Au-delà de la parole
Parler sans paroles ! Il arrive en effet des circonstances, dans la vie de tout être humain, où toutes les paroles deviennent inutiles, futiles, sans objet et sans intérêt. Avez-vous vu, un jour, une maman et son petit bébé. Ils sont là à se regarder, à se contempler. Le silence suffit, avec quelques onomatopées peut-être, mais ce n’est pas nécessaire pour que l’amour s’exprime en plénitude. Si vous avez fait l’expérience d’un grand amour, vous le savez bien : il arrive un moment où toute parole est vaine, importune même, pour exprimer l’union intime de deux êtres : le silence seul, d’une extrême densité, peut exprimer l’amour. Il m’est arrivé, personnellement, me trouvant aux chevet de grands malades, de sentir physiquement combien il eût été inconvenant de parler. Seuls, à ce moment-là, un sourire, un regard, une caresse, une main que l’on serre, pouvaient exprimer combien l’on était proche, combien l’on était en communion avec celui qui souffrait.
Rétablir la communication
Parole au-delà de toute parole : voilà qui est Dieu. Dieu-silence. Encore faut-il pouvoir entrer en communication avec lui. Et c’est difficile, n’est-ce pas, dans notre monde de bruit, dans notre monde de vitesse. Nous sommes arrivés au soir de Noël après un marathon épuisant, la course de ces dernières semaines, de ces derniers jours, où l’on se pressait dans les grands magasins, où il était difficile de trouver un petit emplacement où garer sa voiture, où partout s’éternisaient les files d’attente, où la musique, la publicité, le bruit nous agressaient dès le lever, et jusqu’au grand soir. Un peu partout, il se crée des commissions, des groupes de travail pour déterminer quels moyens prendre pour lutter contre le bruit. Non seulement dans les entreprises, mais dans la rue, dans les grandes agglomérations. Mais au fond, tout cela risque d’être plus ou moins inefficace, car je me demande si nous ne sommes pas complices de cette conspiration contre toutes les formes de silence. Je me demande si nous n’avons pas peur du silence. Qui d’entre nous ne s’est pas surpris, un jour, à faire ce geste machinal, dès le réveil, de tourner le bouton de son poste de radio, et de se laisser envahir par un flot de bruits.

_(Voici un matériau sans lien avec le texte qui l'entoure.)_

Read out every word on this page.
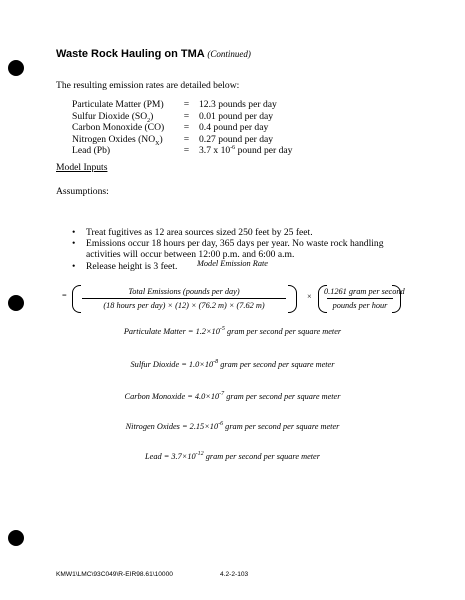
Waste Rock Hauling on TMA (Continued)
The resulting emission rates are detailed below:
Particulate Matter (PM)	=	12.3 pounds per day
Sulfur Dioxide $(SO_2)$	=	0.01 pound per day
Carbon Monoxide (CO)	=	0.4 pound per day
Nitrogen Oxides $(NO_X)$	=	0.27 pound per day
Lead (Pb)	=	3.7 x $10^{-6}$ pound per day
Model Inputs
Assumptions:
• Treat fugitives as 12 area sources sized 250 feet by 25 feet.
• Emissions occur 18 hours per day, 365 days per year. No waste rock handling activities will occur between 12:00 p.m. and 6:00 a.m.
• Release height is 3 feet.	Model Emission Rate
=	Total Emissions (pounds per day)
(18 hours per day) × (12) × (76.2 m) × (7.62 m)
×
0.1261 gram per second
pounds per hour
Particulate Matter = $1.2\times 10^{-5}$ gram per second per square meter
Sulfur Dioxide = $1.0\times 10^{-8}$ gram per second per square meter
Carbon Monoxide = $4.0\times 10^{-7}$ gram per second per square meter
Nitrogen Oxides = $2.15\times 10^{-6}$ gram per second per square meter
Lead = $3.7\times 10^{-12}$ gram per second per square meter
KMW1\LMC\93C049\R-EIR98.61\10000	4.2-2-103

Eh bien, Dieu, aujourd’hui, nous dit : « Je ne peux pas vous parler dans tout ce tintamarre. Dans tout ce bruit. Je suis un enfant. Je ne parle qu’à ceux qui font silence en eux, dans leur esprit et dans leur cœur. »
Dieu dépendant de l'homme
Il nous dit encore autre chose, ce Dieu-enfant. Il nous dit le contraire de tout ce que nous imaginons quand nous pensons à Dieu. Non pas un Dieu Tout-Puissant, mais un Dieu dépendant de l’homme. Car c’est cela aussi, un enfant. Il dépend essentiellement de ceux qui l’ont mis au monde. Ce n’est pas comme les petits chats. Les petits chats se débrouillent tout seuls. Un petit bébé, par contre, sans sa mère, est perdu. Dieu nous dit qu’il est entièrement dépendant de nous. Et que la Bonne Nouvelle, la grande joie annoncée aux bergers, ce n’est pas un salut tout fait, mais un salut à faire. Il dépend des hommes que ce salut soit accueilli, préparé, cultivé, comme on prépare, accueille, cultive la venue d’un enfant. Nous sommes tous venus aujourd’hui avec, en tête et dans le cœur, des soucis, des peines, des peurs, pour aujourd’hui et pour demain, pour nous-mêmes, pour ceux qui nous sont chers, pour notre humanité. Et sans doute avons-nous pensé que cette Bonne Nouvelle, la paix sur la terre, la joie, le bonheur, annoncés aux bergers il y a deux mille ans, c’était une utopie, un rêve, un conte de fées irréalisable et d’ailleurs irréalisé. Dieu, aujourd’hui, nous le redit : il dépend de nous, et de nous seuls, les hommes, que ce rêve, que cette utopie se réalisent. Il est l’enfant qu’on accueille, entièrement dépendant de l’homme. Donc, ne pas « croire au père Noël ».
Enfin, cet enfant qu’on accueille, il nous dit un avenir. Il y a certainement de multiples causes à la dénatalité qui sévit dans presque tous les pays industrialisés. Mais il y a une cause sur laquelle tout le monde s’accorde : c’est que les adultes ont peur de donner la vie parce qu’ils ont peur de l’avenir. Il faut reconnaître que c’est un pari sur l’avenir qu’on fait quand on donne la vie à un enfant. Mais ceux qui font ce saut dans la confiance en l’avenir, qui donnent la vie, indiquent à travers l’enfant un avenir pour notre monde. Aujourd’hui, en nous donnant son fils, Dieu nous dit que notre avenir n’est pas bouché, qu’on peut faire confiance à demain.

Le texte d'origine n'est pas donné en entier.